Our first Sunday together was 12 January 2025, almost exactly one year ago. Anniversaries like this always render me reflective, a reality exacerbated by the installation celebration you have planned for me (and us) this coming Sunday, 11 January 2026.
There’s a song by the group The Pretenders called “Mystery Achievement.” In it, songwriter and bandleader Chrissie Hynde sings “every day, every nighttime I find / mystery achievement / you’re on my mind / and every day, every nighttime I feel / mystery achievement you’re so unreal.”
Like a lot of songs, there is some debate about what the lyrics actually mean, but most agree that Hynde is singing about her success in the music industry. She has worked and worked and finally achieved a good deal of success, but there is a kind of disconnect between the two. It’s like a mystery achievement. Lots of musicians work just as hard and never achieve success like she did; lots work nowhere near as hard and achieve success much more easily. How can anyone explain it? Hynde doesn’t try, though she admits it weighs “on [her] mind” and feels “so unreal.”

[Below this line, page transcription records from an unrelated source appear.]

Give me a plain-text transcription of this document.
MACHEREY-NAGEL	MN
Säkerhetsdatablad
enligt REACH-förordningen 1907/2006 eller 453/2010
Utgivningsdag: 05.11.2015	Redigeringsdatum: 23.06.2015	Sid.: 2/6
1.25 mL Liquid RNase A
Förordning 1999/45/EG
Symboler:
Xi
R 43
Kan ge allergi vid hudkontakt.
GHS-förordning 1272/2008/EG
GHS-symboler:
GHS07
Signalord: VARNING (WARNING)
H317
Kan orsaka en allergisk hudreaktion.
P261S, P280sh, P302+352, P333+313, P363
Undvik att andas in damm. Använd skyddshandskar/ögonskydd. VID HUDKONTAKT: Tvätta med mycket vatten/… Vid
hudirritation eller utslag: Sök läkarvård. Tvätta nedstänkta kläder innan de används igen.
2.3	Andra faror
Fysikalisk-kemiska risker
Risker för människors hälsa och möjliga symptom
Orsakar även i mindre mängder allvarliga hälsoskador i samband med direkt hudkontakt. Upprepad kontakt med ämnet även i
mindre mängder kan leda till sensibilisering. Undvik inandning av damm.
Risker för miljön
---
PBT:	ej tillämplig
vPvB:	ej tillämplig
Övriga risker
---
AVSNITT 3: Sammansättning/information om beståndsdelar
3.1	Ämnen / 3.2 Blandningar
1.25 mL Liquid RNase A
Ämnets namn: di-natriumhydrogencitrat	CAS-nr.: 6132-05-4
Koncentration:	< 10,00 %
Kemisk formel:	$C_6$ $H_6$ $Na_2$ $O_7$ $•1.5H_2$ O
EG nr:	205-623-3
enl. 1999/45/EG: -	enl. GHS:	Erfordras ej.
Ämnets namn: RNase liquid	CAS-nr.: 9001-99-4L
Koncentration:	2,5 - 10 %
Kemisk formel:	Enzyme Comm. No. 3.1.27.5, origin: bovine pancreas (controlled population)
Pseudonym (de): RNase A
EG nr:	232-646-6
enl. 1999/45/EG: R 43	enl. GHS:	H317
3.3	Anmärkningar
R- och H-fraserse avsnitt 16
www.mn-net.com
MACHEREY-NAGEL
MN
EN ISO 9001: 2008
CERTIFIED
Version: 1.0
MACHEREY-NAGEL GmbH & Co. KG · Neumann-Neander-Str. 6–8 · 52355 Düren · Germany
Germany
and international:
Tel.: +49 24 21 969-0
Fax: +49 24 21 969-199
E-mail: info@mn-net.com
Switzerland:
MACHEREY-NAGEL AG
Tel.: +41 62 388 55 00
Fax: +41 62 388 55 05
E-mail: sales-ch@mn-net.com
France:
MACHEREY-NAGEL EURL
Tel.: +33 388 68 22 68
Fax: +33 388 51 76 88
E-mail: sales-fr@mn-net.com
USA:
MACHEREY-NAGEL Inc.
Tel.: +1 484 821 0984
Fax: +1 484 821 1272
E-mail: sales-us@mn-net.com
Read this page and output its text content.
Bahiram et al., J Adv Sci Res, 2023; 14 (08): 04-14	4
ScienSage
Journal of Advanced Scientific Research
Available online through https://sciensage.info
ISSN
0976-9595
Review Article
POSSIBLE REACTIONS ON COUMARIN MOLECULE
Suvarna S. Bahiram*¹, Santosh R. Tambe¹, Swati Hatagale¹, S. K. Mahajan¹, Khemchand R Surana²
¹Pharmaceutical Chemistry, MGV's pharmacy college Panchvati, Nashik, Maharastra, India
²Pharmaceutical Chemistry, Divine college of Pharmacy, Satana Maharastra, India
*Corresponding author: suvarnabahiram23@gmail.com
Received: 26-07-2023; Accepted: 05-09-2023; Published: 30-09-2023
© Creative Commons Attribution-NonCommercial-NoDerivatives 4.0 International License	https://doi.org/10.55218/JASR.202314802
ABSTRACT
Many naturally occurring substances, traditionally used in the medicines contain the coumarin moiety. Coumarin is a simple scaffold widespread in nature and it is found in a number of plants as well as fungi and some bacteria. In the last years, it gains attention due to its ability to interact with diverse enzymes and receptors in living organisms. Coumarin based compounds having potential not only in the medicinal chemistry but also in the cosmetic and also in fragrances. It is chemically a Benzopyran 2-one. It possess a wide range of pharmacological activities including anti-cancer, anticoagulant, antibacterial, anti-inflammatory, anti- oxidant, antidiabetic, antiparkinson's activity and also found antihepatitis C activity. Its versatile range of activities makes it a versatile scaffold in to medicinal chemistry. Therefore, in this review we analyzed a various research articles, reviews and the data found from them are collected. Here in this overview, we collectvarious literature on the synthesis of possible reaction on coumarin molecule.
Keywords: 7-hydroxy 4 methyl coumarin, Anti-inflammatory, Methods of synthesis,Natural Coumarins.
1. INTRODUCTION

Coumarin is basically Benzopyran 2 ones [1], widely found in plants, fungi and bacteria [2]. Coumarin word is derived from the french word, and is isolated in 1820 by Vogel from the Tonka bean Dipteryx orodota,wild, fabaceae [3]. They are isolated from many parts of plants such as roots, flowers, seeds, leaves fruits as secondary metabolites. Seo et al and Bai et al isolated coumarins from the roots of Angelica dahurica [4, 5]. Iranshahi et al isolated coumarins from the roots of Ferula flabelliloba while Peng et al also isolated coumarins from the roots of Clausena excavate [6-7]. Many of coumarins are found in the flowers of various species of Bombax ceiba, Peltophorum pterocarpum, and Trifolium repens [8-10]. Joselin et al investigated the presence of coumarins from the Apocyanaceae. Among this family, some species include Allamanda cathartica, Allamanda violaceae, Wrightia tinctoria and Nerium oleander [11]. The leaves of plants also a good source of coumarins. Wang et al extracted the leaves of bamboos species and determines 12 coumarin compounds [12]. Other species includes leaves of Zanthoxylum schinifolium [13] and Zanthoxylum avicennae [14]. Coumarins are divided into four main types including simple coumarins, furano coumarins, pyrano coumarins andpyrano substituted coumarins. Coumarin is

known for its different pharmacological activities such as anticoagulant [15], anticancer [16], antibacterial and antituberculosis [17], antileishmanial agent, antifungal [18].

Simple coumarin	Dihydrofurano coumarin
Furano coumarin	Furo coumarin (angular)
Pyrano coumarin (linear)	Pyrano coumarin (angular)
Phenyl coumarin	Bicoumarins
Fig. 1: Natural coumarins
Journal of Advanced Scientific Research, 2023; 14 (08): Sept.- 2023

Pastoring with Community Baptist Church feels a bit like a “mystery achievement” to me in that way. Here I am granted a great deal of freedom to be myself, to explore ministry creatively, and to discover together what the future of “the church” might become.” While I have worked hard over the years, I know others in ministry who have worked harder or longer and yet have never found partners where these things are true. Likewise, I know others in ministry who seem to have stumbled into them with far less effort and in far shorter time investments.
But the reality of this “mystery achievement” is “on my mind” “every day, every nighttime.” And I at times do “feel… [it’s] so unreal.” I am deeply grateful. I want to be worth it. I want to feel like my place is earned. I want to take the “mystery” out of the “achievement” so there is less wonder and more certainty that I belong.
But maybe in the end this is all just a metaphor for grace, the ultimate “mystery achievement.” We try to earn grace and take its mystery away too, but when we do, what we’ve chased down isn’t grace after all.
So in sitting with gratitude this season, I will be trying to silence that response of the “try harder imposter syndrome instinct” and instead simply trust that the “mystery achievement” means someone else thinks I’m worth it — and that is enough.